Previous studies demonstrated that GI symptoms also occurred in severe acute respiratory syndrome coronavirus (SARS-CoV) and Middle East respiratory syndrome coronavirus (MERS-CoV) infection [12,13,14]. A metallopeptidase, angiotensin-converting enzyme II (ACE2) is proved to be the host cell receptor for COVID-19 recognition, the same as SARS-CoV infection [15,16,17]. Researchers postulated that besides the most recognized mode of transmission through aerosol droplets, feco-oral transmission was also a potential route of COVID-19 transmission. [18] Just recently, studies revealed that in digestive system, ACE2 expressed in esophagus upper and stratified epithelial cells and absorptive enterocytes from ileum and colon [18, 19]. More importantly, Hoffmann et al. demonstrated SARS-CoV-2-S used ACE2 for entry into target cells and offered important implications for SARS-CoV-2 transmissibility and pathogenesis [20]. These results provided evidence of digestive tract as a potential invasive target for SARS-CoV-2 which possibly contributed to gastrointestinal symptoms.

Finally, two family clusters of SARS-CoV-2 infection in patients group B were reported (Fig. 3). All these two family members were quarantined at home 10 to 11 days before the detectable GI symptoms of the first patients. In Family 1 (Fig. 3a), the husband of the patients occurred typical symptoms in the followed 7 days, while their daughter felt ill 1 day later. In Family 2 (Fig. 3b), on the 8th day of the GI symptoms onset occurred in the husband, the wife had a fever. Their son was later diagnosed as asymptomatic carrier by the positive virus RNA but normal chest CT scans. Although these familiar clusters did not provide evidence of fecal–oral transmission in COVID-19, they indicated the possibility of transmission risk for patients with only GI symptoms.

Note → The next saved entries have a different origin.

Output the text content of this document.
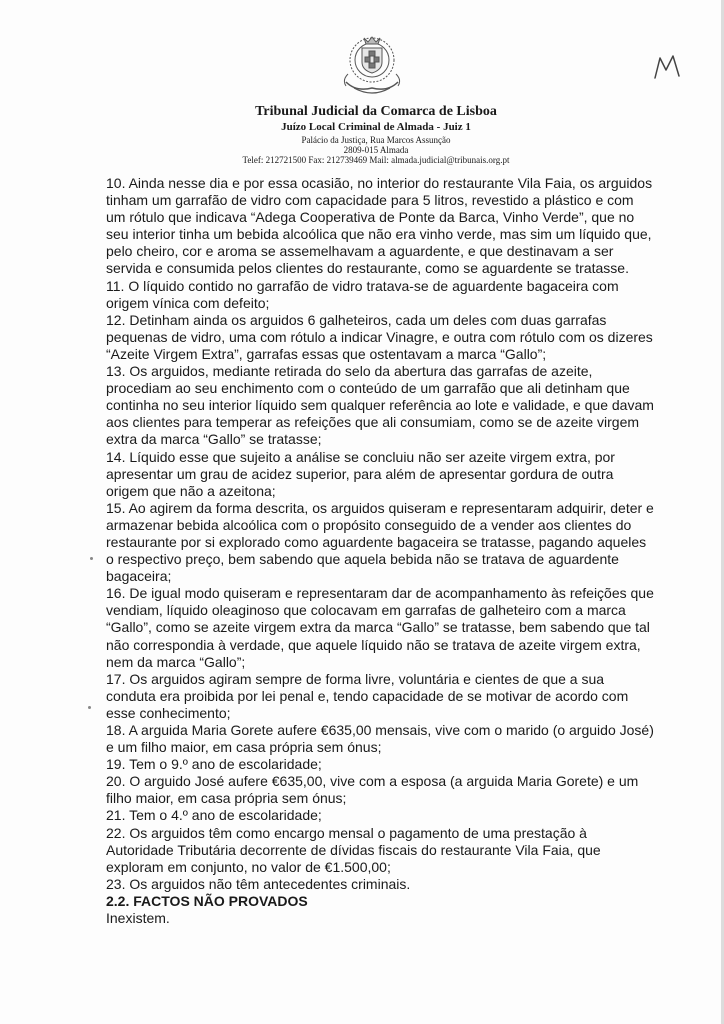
Tribunal Judicial da Comarca de Lisboa

Juízo Local Criminal de Almada - Juiz 1

Palácio da Justiça, Rua Marcos Assunção

2809-015 Almada

Telef: 212721500 Fax: 212739469 Mail: almada.judicial@tribunais.org.pt

10. Ainda nesse dia e por essa ocasião, no interior do restaurante Vila Faia, os arguidos tinham um garrafão de vidro com capacidade para 5 litros, revestido a plástico e com um rótulo que indicava “Adega Cooperativa de Ponte da Barca, Vinho Verde”, que no seu interior tinha um bebida alcoólica que não era vinho verde, mas sim um líquido que, pelo cheiro, cor e aroma se assemelhavam a aguardente, e que destinavam a ser servida e consumida pelos clientes do restaurante, como se aguardente se tratasse.

11. O líquido contido no garrafão de vidro tratava-se de aguardente bagaceira com origem vínica com defeito;

12. Detinham ainda os arguidos 6 galheteiros, cada um deles com duas garrafas pequenas de vidro, uma com rótulo a indicar Vinagre, e outra com rótulo com os dizeres “Azeite Virgem Extra”, garrafas essas que ostentavam a marca “Gallo”;

13. Os arguidos, mediante retirada do selo da abertura das garrafas de azeite, procediam ao seu enchimento com o conteúdo de um garrafão que ali detinham que continha no seu interior líquido sem qualquer referência ao lote e validade, e que davam aos clientes para temperar as refeições que ali consumiam, como se de azeite virgem extra da marca “Gallo” se tratasse;

14. Líquido esse que sujeito a análise se concluiu não ser azeite virgem extra, por apresentar um grau de acidez superior, para além de apresentar gordura de outra origem que não a azeitona;

15. Ao agirem da forma descrita, os arguidos quiseram e representaram adquirir, deter e armazenar bebida alcoólica com o propósito conseguido de a vender aos clientes do restaurante por si explorado como aguardente bagaceira se tratasse, pagando aqueles o respectivo preço, bem sabendo que aquela bebida não se tratava de aguardente bagaceira;

16. De igual modo quiseram e representaram dar de acompanhamento às refeições que vendiam, líquido oleaginoso que colocavam em garrafas de galheteiro com a marca “Gallo”, como se azeite virgem extra da marca “Gallo” se tratasse, bem sabendo que tal não correspondia à verdade, que aquele líquido não se tratava de azeite virgem extra, nem da marca “Gallo”;

17. Os arguidos agiram sempre de forma livre, voluntária e cientes de que a sua conduta era proibida por lei penal e, tendo capacidade de se motivar de acordo com esse conhecimento;

18. A arguida Maria Gorete aufere €635,00 mensais, vive com o marido (o arguido José) e um filho maior, em casa própria sem ónus;

19. Tem o 9.º ano de escolaridade;

20. O arguido José aufere €635,00, vive com a esposa (a arguida Maria Gorete) e um filho maior, em casa própria sem ónus;

21. Tem o 4.º ano de escolaridade;

22. Os arguidos têm como encargo mensal o pagamento de uma prestação à Autoridade Tributária decorrente de dívidas fiscais do restaurante Vila Faia, que exploram em conjunto, no valor de €1.500,00;

23. Os arguidos não têm antecedentes criminais.

2.2. FACTOS NÃO PROVADOS

Inexistem.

This study has limitations. First, small scale in current retrospective study was studied, which could cause biases in clinical observation. It would be better to include more patients. Second, further progression and prognosis were not assessed yet for all patients’ current hospitalization. Third, elevation of serum COVID-19 IgM and IgG levels was observed in most patients and its role in diagnosis and disease progress was a very interesting topic and needed further in-depth exploration. Fourth, stool testing for virus nuclei acid needed further investigation including the lasting time and positive rates.

In conclusion, we recommend physicians remain vigilant of COVID-19 infection in patients who present with acute GI illness, and screen patients accordingly if suspicious for COVID-19. We also recommend that appropriate PPE be worn by all staff working in gastroenterology.